In conclusion, other groups and organizations seeking solutions to current problems can learn a number of lessons from CFA's successes:
The tobacco crisis did not call forth CFA. Rather, CFA's many years of community-based organizing and leadership development put it in the position to be able to influence agricultural policy in Kentucky at a moment when change became possible.
CFA's emphasis on farmer-led decision-making—like its map of tobacco dependence, its Greenprint, and its development of policy tools—was used to counter expert knowledge with citizen knowledge and to express CFA's democratic vision that those who live with the problem own the solution.
Much of CFA's success can be attributed to its focus on organizing not only against questionable practices (such as biotechnology) but also for positive solutions such as increasing market venues for diversifying farmers.
CFA's strategy of spreading tobacco settlement money among the widest number of counties helped legislators find common ground across party divides, just as its efforts to scale up marketing strategies in new terrains required reaching across racial, rural/urban, and regional divides.
Finally, CFA activists did not wait to be invited to the table before beginning to influence thinking and policy making for sustainable agricultural development in Kentucky.
References
Hamilton, H & Ryan, E in Fighting Back in Appalachia: Traditions of Resistance and Change (Fisher, S, ed), Ch. 7 (Temple University Press, Philadelphia, 1993).

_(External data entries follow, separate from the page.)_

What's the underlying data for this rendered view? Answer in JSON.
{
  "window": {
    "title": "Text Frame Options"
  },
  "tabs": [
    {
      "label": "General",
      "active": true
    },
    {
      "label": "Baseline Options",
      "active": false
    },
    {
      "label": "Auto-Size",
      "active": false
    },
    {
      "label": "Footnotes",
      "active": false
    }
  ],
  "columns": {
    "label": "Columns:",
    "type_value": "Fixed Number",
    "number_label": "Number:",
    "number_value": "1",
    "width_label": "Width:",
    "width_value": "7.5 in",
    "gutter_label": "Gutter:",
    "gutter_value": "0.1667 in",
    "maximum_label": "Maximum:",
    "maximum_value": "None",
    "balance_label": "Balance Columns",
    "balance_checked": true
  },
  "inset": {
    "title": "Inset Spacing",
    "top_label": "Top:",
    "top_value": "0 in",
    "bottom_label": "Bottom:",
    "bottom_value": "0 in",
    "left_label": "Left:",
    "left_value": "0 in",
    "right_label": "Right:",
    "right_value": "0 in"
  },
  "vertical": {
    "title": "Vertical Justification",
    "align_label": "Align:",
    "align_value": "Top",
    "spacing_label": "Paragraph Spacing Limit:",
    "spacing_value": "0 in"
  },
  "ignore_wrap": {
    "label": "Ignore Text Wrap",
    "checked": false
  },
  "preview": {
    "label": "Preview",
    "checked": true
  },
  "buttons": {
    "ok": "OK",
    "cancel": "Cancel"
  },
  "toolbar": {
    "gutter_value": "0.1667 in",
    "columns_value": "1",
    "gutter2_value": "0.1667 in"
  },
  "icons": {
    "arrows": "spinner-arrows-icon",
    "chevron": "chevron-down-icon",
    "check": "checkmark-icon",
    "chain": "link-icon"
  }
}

Fitzgerald, J. Citizens, experts and the economy: the grassroots takeover of Kentucky's agricultural future (PhD dissertation, Rensselaer Polytechnic Institute, 2006).
Webb, D. Interview with Jenrose Fitzgerald (October 10, 2004).
Ruccio, D & Billings, D in Economic Representations: Academic and Everyday (Ruccio, D, ed), Ch. 16 (Routledge, New York, 2008).
Fitzgerald, J, Markowitz, L & Billings, D in Transforming Places: Lessons from Appalachia, Fisher, S & Smith, BE, eds (University of Illinois, Urbana, in press).